GETRF Without Pivoting is not faster than Partal Pivoting version.

n_aron · ‎09-21-2021

I am writing a code that is using "dgetrf" and "mkl_dgetrfnpi". As I am seeing with diferent number of thread the perfromance of No Pivoting version is same as Partal Pivoting version.

mkl_dgetrfnpi(&m, &n, &m, A, &lda, &info);

dgetrf(&m, &n, A, &lda, ipiv, &info);

You are saing me that the input matrix is important, but I am not seeing this. Could you please give an example about matrix type that No Pivoting is faster? I think pivoting will checks all elements of column. So time of finding max is equal for any kind of matrixes.

Best regards,

Aran

VidyalathaB_Intel · ‎09-21-2021

Hi,

Thanks for reaching out to us.

We are working on your issue. we will get back to you soon.

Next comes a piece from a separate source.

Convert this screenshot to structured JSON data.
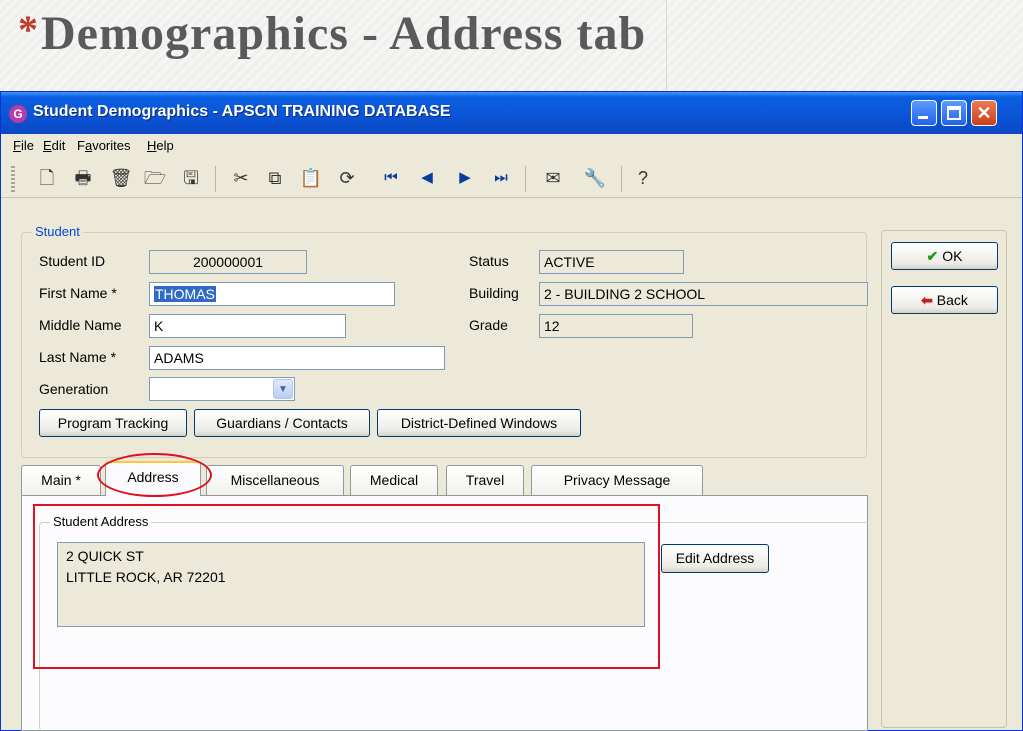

Meanwhile, as mentioned in the previous post (https://community.intel.com/t5/Intel-oneAPI-Math-Kernel-Library/Why-GETRF-Partial-Pivoting-and-GETRF-without-Pivoting-have-a/m-p/1308138#M31901) , the links which you have provided for the source code are throwing errors when we tried to open them.

>>I am writing a code that is using "dgetrf" and "mkl_dgetrfnpi"

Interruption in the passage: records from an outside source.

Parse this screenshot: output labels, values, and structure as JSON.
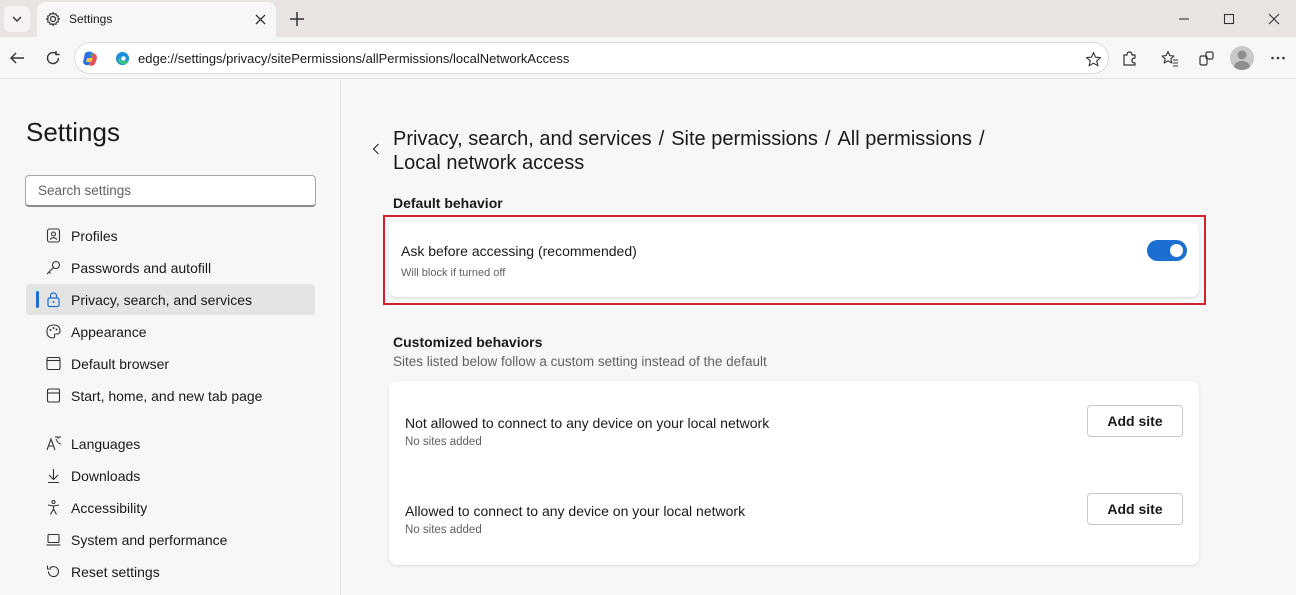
{
  "browser": {
    "tab": {
      "title": "Settings",
      "icon": "gear-icon"
    },
    "address": {
      "url": "edge://settings/privacy/sitePermissions/allPermissions/localNetworkAccess"
    }
  },
  "sidebar": {
    "title": "Settings",
    "search_placeholder": "Search settings",
    "items": [
      {
        "label": "Profiles",
        "icon": "profile-icon"
      },
      {
        "label": "Passwords and autofill",
        "icon": "key-icon"
      },
      {
        "label": "Privacy, search, and services",
        "icon": "lock-icon",
        "active": true
      },
      {
        "label": "Appearance",
        "icon": "palette-icon"
      },
      {
        "label": "Default browser",
        "icon": "browser-icon"
      },
      {
        "label": "Start, home, and new tab page",
        "icon": "home-page-icon"
      },
      {
        "label": "Languages",
        "icon": "languages-icon"
      },
      {
        "label": "Downloads",
        "icon": "download-icon"
      },
      {
        "label": "Accessibility",
        "icon": "accessibility-icon"
      },
      {
        "label": "System and performance",
        "icon": "laptop-icon"
      },
      {
        "label": "Reset settings",
        "icon": "reset-icon"
      }
    ]
  },
  "main": {
    "breadcrumb": [
      "Privacy, search, and services",
      "Site permissions",
      "All permissions",
      "Local network access"
    ],
    "default_behavior": {
      "heading": "Default behavior",
      "title": "Ask before accessing (recommended)",
      "subtitle": "Will block if turned off",
      "toggle_on": true
    },
    "customized": {
      "heading": "Customized behaviors",
      "subtitle": "Sites listed below follow a custom setting instead of the default",
      "rows": [
        {
          "title": "Not allowed to connect to any device on your local network",
          "subtitle": "No sites added",
          "button": "Add site"
        },
        {
          "title": "Allowed to connect to any device on your local network",
          "subtitle": "No sites added",
          "button": "Add site"
        }
      ]
    }
  },
  "colors": {
    "accent": "#1c6fd1",
    "highlight": "#d4202c"
  }
}
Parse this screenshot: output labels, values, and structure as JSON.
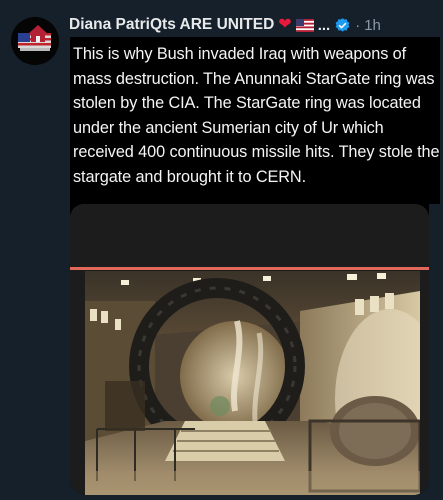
{
  "author": {
    "display_name": "Diana PatriQts ARE UNITED",
    "truncation": "...",
    "separator": "·",
    "time": "1h",
    "emoji": [
      "heart-icon",
      "us-flag-icon"
    ],
    "verified_badge_color": "#1d9bf0"
  },
  "tweet": {
    "text": "This is why Bush invaded Iraq with weapons of mass destruction.  The Anunnaki StarGate ring was stolen by the CIA. The StarGate ring was located under the ancient Sumerian city of Ur which received 400 continuous missile hits. They stole the stargate and brought it to CERN."
  },
  "media": {
    "scene": "stargate-ring-in-industrial-hall",
    "accent_line_color": "#e2695a"
  },
  "theme": {
    "background": "#15202b",
    "text_primary": "#e7e9ea",
    "text_secondary": "#8b98a5",
    "heart_color": "#e8193c"
  }
}
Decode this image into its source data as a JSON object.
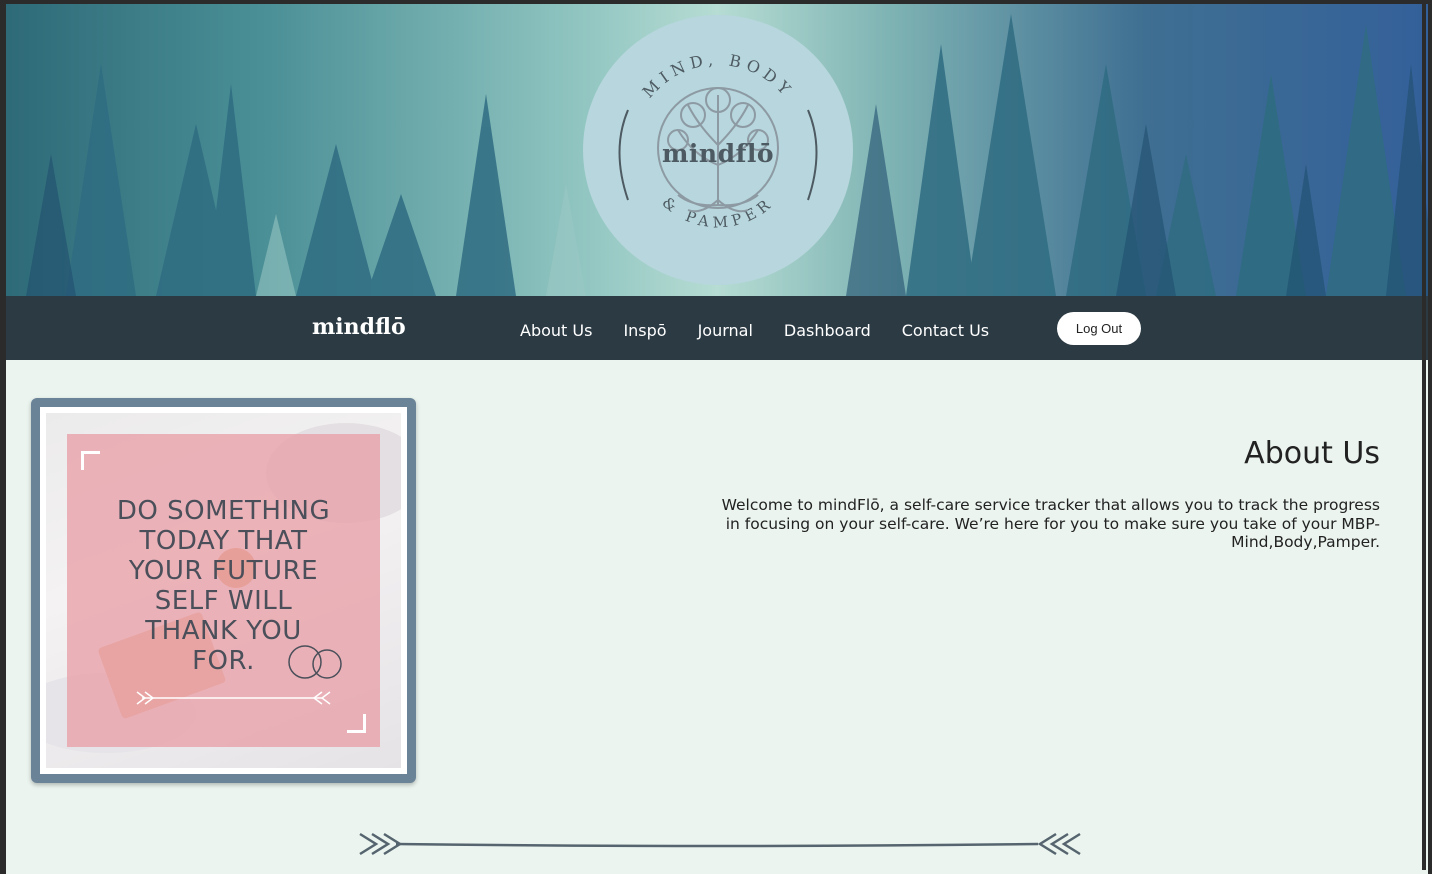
{
  "hero": {
    "badge_top_text": "MIND, BODY",
    "badge_bottom_text": "& PAMPER",
    "badge_title": "mindflō"
  },
  "nav": {
    "brand": "mindflō",
    "items": [
      {
        "label": "About Us"
      },
      {
        "label": "Inspō"
      },
      {
        "label": "Journal"
      },
      {
        "label": "Dashboard"
      },
      {
        "label": "Contact Us"
      }
    ],
    "logout_label": "Log Out"
  },
  "card": {
    "quote_lines": [
      "DO SOMETHING",
      "TODAY THAT",
      "YOUR FUTURE",
      "SELF WILL",
      "THANK YOU",
      "FOR."
    ]
  },
  "about": {
    "heading": "About Us",
    "body": "Welcome to mindFlō, a self-care service tracker that allows you to track the progress in focusing on your self-care. We’re here for you to make sure you take of your MBP-Mind,Body,Pamper."
  },
  "colors": {
    "nav_bg": "#2c3a44",
    "page_bg": "#ebf4ef",
    "badge_bg": "#b7d6dd",
    "card_border": "#6a8397",
    "quote_overlay": "#e8a0a8"
  },
  "icons": {
    "tree_logo": "tree-of-life-icon",
    "divider": "arrow-divider-icon"
  }
}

So could you please provide us a sample reproducer with the above functions? (along with OS and MKL version) so that we can work on it from our end.

Regards,

Vidya.

n_aron · ‎09-22-2021

Hi,

Thanks. Here is a link to my code:

https://drive.google.com/drive/folders/10QtwKBlAPY18QPno6svGgWlYUKhxzmJA?usp=sharing

Best regards,
Aran

Gennady_F_Intel · ‎09-27-2021

LAPACKE_mkl_dgetrfnpi will make sense to call in the case when the input matrix is a diagonal dominant matrix.

I made some experiments to compare the execution time between LAPACKE_dgetrf and LAPACKE_mkl_dgetrfnpi routines. The input matrixes were artificially generated diagonal dominant matrixes.

MKL_VERBOSE oneMKL 2021.0 Update 3 Product build 20210617 for Intel(R) 64 architecture Intel(R) Advanced Vector Extensions 512 (Intel(R) AVX-512) enabled processors, Lnx 2.20GHz lp64 intel_thread

./a.out <input_matrix_size>

$ ./a.out 200

...GETRF , Texec == 0.000489, sec

...GETRFNPI , Texec == 0.000284, sec

$ ./a.out 400

...GETRF , Texec == 0.001419, sec

...GETRFNPI , Texec == 0.000842, sec

$ ./a.out 800

...GETRF , Texec == 0.004546, sec

...GETRFNPI , Texec == 0.003088, sec

$ ./a.out 1600

...GETRF , Texec == 0.019317, sec

...GETRFNPI , Texec == 0.014147, sec

$ ./a.out 3200

...GETRF , Texec == 0.067929, sec

...GETRFNPI , Texec == 0.055947, sec

$ ./a.out 6400

...GETRF , Texec == 0.361859, sec

...GETRFNPI , Texec == 0.325563, sec

$ ./a.out 12800

...GETRF , Texec == 2.394896, sec

...GETRFNPI , Texec == 2.148023, sec

CPU/OS specifics:

CPU: 2x Xeon Gold 5120 2.2Ghz 14c (NP=56) ( Skylake-SP)

MEMORY: 192GB 2400Mhz DDR4 Dual-rank

OS: CentOS Linux release 7.7.1908 (Core)

KERNEL: Linux 3.10.0-1062.4.1.el7.x86_64 x86_64

n_aron · ‎12-18-2021

HI,

Could you please share your code? Because I am seeing some different results for small dimentions with Xeon(R) Gold 6126.

Regards,
A.N

Gennady_F_Intel · ‎10-14-2021

This query has been resolved and we will no longer respond to this thread. If you require additional assistance from Intel, please start a new thread. Any further interaction in this thread will be considered community only.